Fournou Korifi is the archaeological site of a Minoan settlement on southern Crete.

==Geography==
Fournou Korifi was built at the top of a steep hill, with excellent views of the coast.

==Archaeology==
Fournou Korifi was first excavated in 1967 by Peter Warren. The settlement was in use only during the Early Minoan II period. Among the artefacts excavated were two weaving looms.

Several theories on the interpretation of the 100-room site are available from Peter Warren, Branigan and Todd Whitelaw. Fornou Korfiti, Myrtos is made up of nearly 101 rooms. "All of the rooms and areas are spread over the summit and upper slopes of a steep-sided hill overlooking the [Libyan] sea." The structures were divided into two periods of architecture and ceramics. The remains from period one remains go to the center of the site with the period two settlement around it.

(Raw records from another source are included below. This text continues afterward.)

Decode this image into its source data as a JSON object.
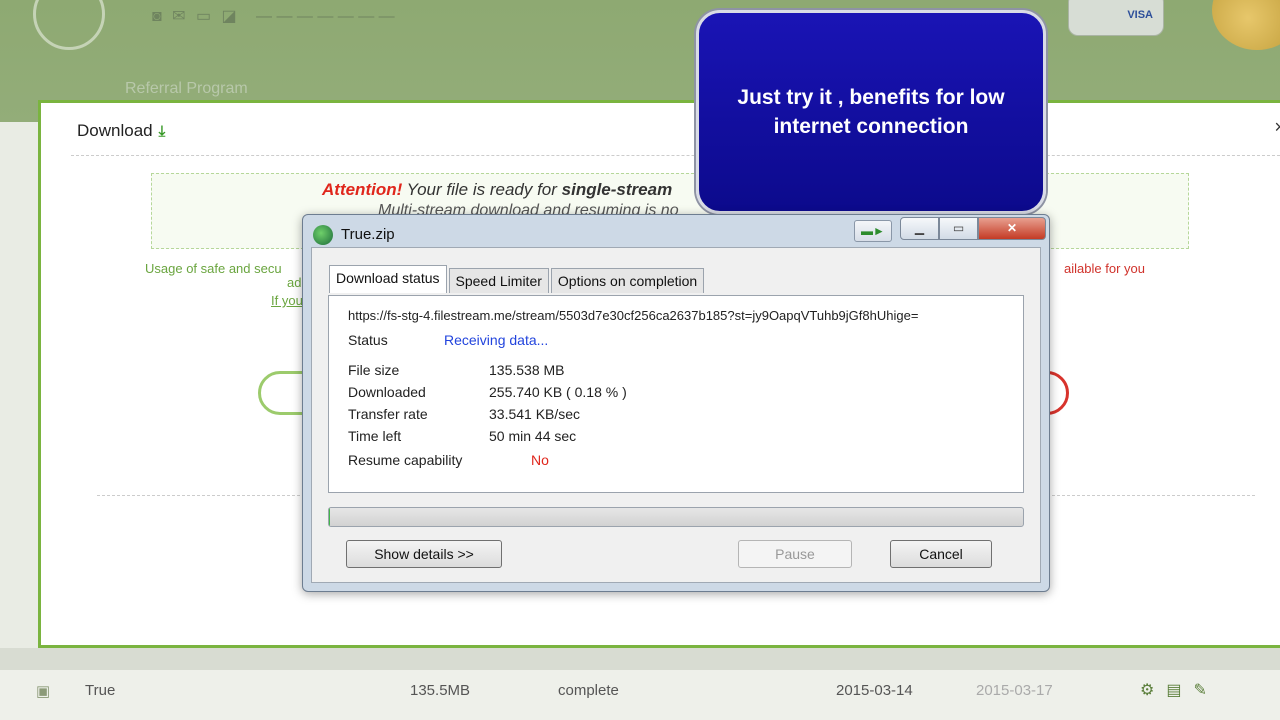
{
  "site": {
    "referral": "Referral Program",
    "visa": "VISA",
    "download_title": "Download",
    "close": "×",
    "attention_label": "Attention!",
    "attention_text": " Your file is ready for ",
    "attention_bold": "single-stream",
    "attention_line2": "Multi-stream download and resuming is no",
    "usage_text": "Usage of safe and secu",
    "usage_small": "ad",
    "usage_right": "ailable for you",
    "if_link": "If you"
  },
  "table_row": {
    "name": "True",
    "size": "135.5MB",
    "status": "complete",
    "date1": "2015-03-14",
    "date2": "2015-03-17"
  },
  "callout": {
    "text": "Just try it , benefits for low internet connection"
  },
  "dialog": {
    "title": "True.zip",
    "tabs": [
      "Download status",
      "Speed Limiter",
      "Options on completion"
    ],
    "active_tab": "Download status",
    "url": "https://fs-stg-4.filestream.me/stream/5503d7e30cf256ca2637b185?st=jy9OapqVTuhb9jGf8hUhige=",
    "status_label": "Status",
    "status_value": "Receiving data...",
    "file_size_label": "File size",
    "file_size_value": "135.538  MB",
    "downloaded_label": "Downloaded",
    "downloaded_value": "255.740  KB  ( 0.18 % )",
    "transfer_rate_label": "Transfer rate",
    "transfer_rate_value": "33.541  KB/sec",
    "time_left_label": "Time left",
    "time_left_value": "50 min 44 sec",
    "resume_label": "Resume capability",
    "resume_value": "No",
    "progress_percent": 0.18,
    "show_details": "Show details >>",
    "pause": "Pause",
    "cancel": "Cancel"
  },
  "colors": {
    "callout_bg": "#1208a8",
    "site_green": "#7ab43f",
    "attention_red": "#e0261c",
    "status_blue": "#2244dd"
  },
  "icons": [
    "download-icon",
    "app-globe-icon",
    "minimize-icon",
    "maximize-icon",
    "close-icon",
    "mouse-cursor-icon"
  ]
}
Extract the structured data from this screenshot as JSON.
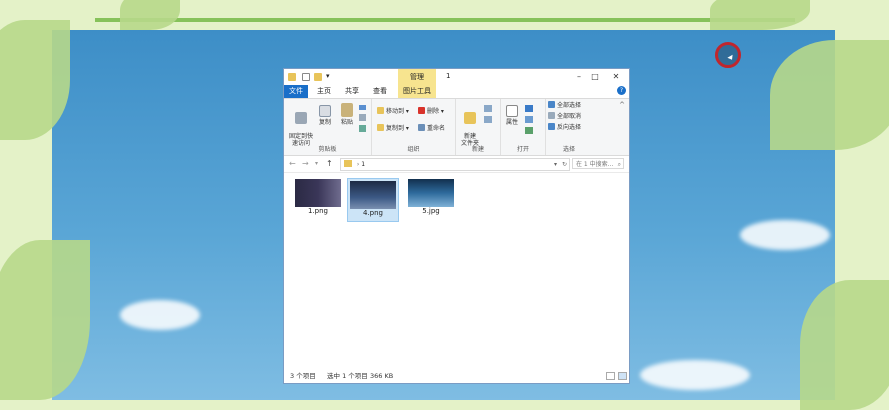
{
  "window": {
    "title": "1",
    "manage_tab": "管理",
    "controls": {
      "minimize": "–",
      "maximize": "□",
      "close": "✕"
    },
    "tabs": [
      "文件",
      "主页",
      "共享",
      "查看",
      "图片工具"
    ],
    "help_icon": "?"
  },
  "ribbon": {
    "clipboard": {
      "label": "剪贴板",
      "pin": "固定到快\n速访问",
      "copy": "复制",
      "paste": "粘贴"
    },
    "organize": {
      "label": "组织",
      "move_to": "移动到 ▾",
      "copy_to": "复制到 ▾",
      "delete": "删除 ▾",
      "rename": "重命名"
    },
    "new": {
      "label": "新建",
      "new_folder": "新建\n文件夹"
    },
    "open": {
      "label": "打开",
      "properties": "属性"
    },
    "select": {
      "label": "选择",
      "select_all": "全部选择",
      "select_none": "全部取消",
      "invert": "反向选择"
    }
  },
  "address": {
    "path": "1",
    "search_placeholder": "在 1 中搜索..."
  },
  "files": [
    {
      "name": "1.png",
      "selected": false
    },
    {
      "name": "4.png",
      "selected": true
    },
    {
      "name": "5.jpg",
      "selected": false
    }
  ],
  "status": {
    "count": "3 个项目",
    "selected": "选中 1 个项目",
    "size": "366 KB"
  }
}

The exact boundaries of the site are being worn away by the natural environment. Despite this fact it does not seem that there was much of an extension for the settlement itself. "Based on an assessment of the effect of the erosion says that most of the site should be ameable to detailed analysis." The various preserved artifacts in the southern portion of the site are the most useful in spotting archaeological distribution patterns but other preserved artifacts in the northern part of the site prove comparable configurations.